El jardín digital epicúreo. Una defensa de las relaciones digitales

A veces recuerdo aquella juventud pasada, perdida, y mi escasa socialización. Yo era un poco lo que se suele llamar un “ratón de biblioteca”, pero nada estudioso. A pesar de jugar al fútbol, no fui nunca de esos super deportistas con cierta popularidad dentro del instituto. Yo era un niño del montón. Pero apartado de él.

Recuerdo además que siempre renegué de las formas de comunicación y socialización digitales. Yo me comunicaba por correo electrónico a lo sumo, sms (y poco) o con algunos amigos “digitales” a través de la mensajería de un juego online (los tiempos del Ogame J). Pero al final te convencen y te descargas el desaparecido Windows Messenger, y ahí, entonces, poco a poco se van produciendo conversaciones y desarrollando amistades que, desde entonces, alguna aún dura.

Después llegó la era Tuenti, y también renegué. Pero se produjo entonces mi salida al mundo exterior, y comencé a entablar relaciones reales. Mi mundo se expandía y, al final, fruto de la presión social, te haces cuenta en Tuenti, agregas un montón de amigos y conocidos, subes y te etiquetan en fotos horribles. Tuenti se convirtió en la memoria digital de nuestra juventud. Un espacio al que acudir para rememorar fiestas y momentos pasados, lo mucho que estábamos cambiando, o el día aquel en que el chico callado y parado (el más raro del grupo) ligó por primera vez con aquella rubia.

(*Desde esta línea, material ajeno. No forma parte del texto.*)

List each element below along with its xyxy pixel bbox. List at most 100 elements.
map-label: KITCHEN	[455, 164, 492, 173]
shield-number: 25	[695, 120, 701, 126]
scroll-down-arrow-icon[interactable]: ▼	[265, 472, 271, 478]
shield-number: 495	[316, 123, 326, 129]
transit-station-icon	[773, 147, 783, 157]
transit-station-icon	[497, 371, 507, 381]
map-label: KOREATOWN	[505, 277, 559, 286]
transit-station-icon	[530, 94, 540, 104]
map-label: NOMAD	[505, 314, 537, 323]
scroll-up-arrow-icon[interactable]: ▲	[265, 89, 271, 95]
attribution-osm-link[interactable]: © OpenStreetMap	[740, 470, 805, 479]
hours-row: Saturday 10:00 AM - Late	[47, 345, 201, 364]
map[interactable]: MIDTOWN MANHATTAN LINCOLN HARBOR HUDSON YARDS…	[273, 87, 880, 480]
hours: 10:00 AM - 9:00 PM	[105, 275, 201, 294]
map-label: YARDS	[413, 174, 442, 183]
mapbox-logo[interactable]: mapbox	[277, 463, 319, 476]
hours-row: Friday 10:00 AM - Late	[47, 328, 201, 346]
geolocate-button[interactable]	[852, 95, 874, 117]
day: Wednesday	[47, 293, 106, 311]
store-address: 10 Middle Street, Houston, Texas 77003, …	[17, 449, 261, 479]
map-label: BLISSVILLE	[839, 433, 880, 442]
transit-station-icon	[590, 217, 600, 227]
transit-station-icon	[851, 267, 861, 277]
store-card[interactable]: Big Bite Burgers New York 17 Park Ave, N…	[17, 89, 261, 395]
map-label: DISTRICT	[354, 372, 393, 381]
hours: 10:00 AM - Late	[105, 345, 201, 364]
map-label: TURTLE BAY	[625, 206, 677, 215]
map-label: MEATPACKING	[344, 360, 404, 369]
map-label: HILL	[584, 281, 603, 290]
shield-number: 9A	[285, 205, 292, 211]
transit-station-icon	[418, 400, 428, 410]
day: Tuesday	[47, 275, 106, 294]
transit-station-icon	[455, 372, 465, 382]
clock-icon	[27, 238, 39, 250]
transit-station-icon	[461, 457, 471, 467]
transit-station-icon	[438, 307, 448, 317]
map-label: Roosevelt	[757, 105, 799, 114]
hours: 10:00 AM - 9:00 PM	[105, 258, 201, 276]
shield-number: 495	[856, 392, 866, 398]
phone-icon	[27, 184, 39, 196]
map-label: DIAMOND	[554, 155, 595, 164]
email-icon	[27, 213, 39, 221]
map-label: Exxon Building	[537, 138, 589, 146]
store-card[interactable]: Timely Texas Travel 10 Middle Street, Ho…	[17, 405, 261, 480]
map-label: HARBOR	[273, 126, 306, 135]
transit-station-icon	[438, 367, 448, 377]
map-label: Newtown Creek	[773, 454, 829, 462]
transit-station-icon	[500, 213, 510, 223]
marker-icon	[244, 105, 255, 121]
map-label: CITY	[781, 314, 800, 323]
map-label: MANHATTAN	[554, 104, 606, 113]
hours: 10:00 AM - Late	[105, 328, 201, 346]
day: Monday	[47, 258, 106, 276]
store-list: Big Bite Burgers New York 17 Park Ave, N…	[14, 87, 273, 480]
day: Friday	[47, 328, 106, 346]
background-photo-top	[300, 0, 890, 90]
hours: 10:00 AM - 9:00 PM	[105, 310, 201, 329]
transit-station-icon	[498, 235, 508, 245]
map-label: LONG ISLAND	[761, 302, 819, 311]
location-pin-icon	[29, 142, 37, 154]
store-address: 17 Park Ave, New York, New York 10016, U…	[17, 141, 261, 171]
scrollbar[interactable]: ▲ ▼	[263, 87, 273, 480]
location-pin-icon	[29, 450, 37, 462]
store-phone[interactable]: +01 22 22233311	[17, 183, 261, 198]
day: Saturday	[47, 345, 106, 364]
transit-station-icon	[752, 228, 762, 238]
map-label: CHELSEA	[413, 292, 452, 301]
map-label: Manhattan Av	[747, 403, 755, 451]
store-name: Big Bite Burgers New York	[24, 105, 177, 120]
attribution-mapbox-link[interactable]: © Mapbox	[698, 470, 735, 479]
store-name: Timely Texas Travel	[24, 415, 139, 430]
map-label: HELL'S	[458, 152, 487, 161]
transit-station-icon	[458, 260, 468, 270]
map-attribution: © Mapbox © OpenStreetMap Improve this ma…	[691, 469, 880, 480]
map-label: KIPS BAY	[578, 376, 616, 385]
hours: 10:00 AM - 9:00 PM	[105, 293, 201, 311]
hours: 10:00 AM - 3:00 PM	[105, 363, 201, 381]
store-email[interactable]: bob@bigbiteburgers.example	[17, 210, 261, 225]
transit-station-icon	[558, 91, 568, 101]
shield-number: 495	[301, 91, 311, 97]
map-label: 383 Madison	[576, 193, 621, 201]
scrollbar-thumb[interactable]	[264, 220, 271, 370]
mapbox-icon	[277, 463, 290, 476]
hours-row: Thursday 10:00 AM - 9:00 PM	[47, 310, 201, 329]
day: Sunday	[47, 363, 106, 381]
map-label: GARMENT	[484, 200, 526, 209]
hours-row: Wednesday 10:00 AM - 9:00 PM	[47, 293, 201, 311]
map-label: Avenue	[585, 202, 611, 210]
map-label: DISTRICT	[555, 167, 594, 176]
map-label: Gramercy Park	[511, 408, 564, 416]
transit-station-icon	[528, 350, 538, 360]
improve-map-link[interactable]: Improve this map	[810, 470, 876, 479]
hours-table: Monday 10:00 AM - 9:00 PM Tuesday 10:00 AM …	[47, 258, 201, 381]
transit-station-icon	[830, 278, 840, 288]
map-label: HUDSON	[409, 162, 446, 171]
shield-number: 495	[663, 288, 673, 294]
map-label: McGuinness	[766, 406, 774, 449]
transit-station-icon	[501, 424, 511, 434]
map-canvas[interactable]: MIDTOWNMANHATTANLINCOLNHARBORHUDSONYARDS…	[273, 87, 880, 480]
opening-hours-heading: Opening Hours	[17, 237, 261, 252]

Cuando fue el bum! de Facebook, renegué, sí, pero mi resistencia fue ya menor. No era Tuenti, los amigos tampoco posteaban ni colgaban fotos. Pero Facebook terminó siendo una nueva casa en la que acabamos instalándonos, ya “mayores y viejos”, cuando nos convertimos en sosos.

De WhatsApp ni hablo. Le tenía pánico a esta aplicación de mensajería. Lo que fueron para mí las anteriores plataformas sociales fue un modo de conectar con mis amistades en momentos en los que nos necesitábamos y no podíamos quedar en ese momento para hablar las cosas. Fue la memoria de nuestras fiestas de juventud, de amigos que se fueron, el comienzo de grandes amistades. WhatsApp era la aplicación del presente perpetuo. El móvil siempre sonaba con un nuevo mensaje, los amigos siempre estaban sedientos por nuevas conversaciones líquidas que no decían nada. Eran los primeros años de vida de una nueva forma de comunicarse, y aún debíamos aprender.

Aún, si puedo, reniego de mantener conversaciones por WhatsApp. Porque no me gusta la sensación que me produce dejar de responder a alguien al momento. Así que, si no es necesario, utilizo otros medios en los cuales mis amigos no están permanentemente conectados, alerta, para desarrollar conversaciones que pueden alargarse días. También, como en Facebook Messenger, me permite mantener conversaciones con personas que no son de mi entorno directo (de mi ciudad) y que he conocido a través de otros medios digitales donde han conseguido una cierta presencia y que han terminado convirtiéndose en buenas amistades.

A veces pienso que he sido siempre muy crítico con estas formas de relacionarse, pero después me fijo y siempre las he acabado adoptando. Y me alegro. Gracias a ello he conseguido desarrollar amistades que de ningún otro modo hubiera podido haber imaginado tener. He conseguido realizar mi pequeño jardín digital epicúreo.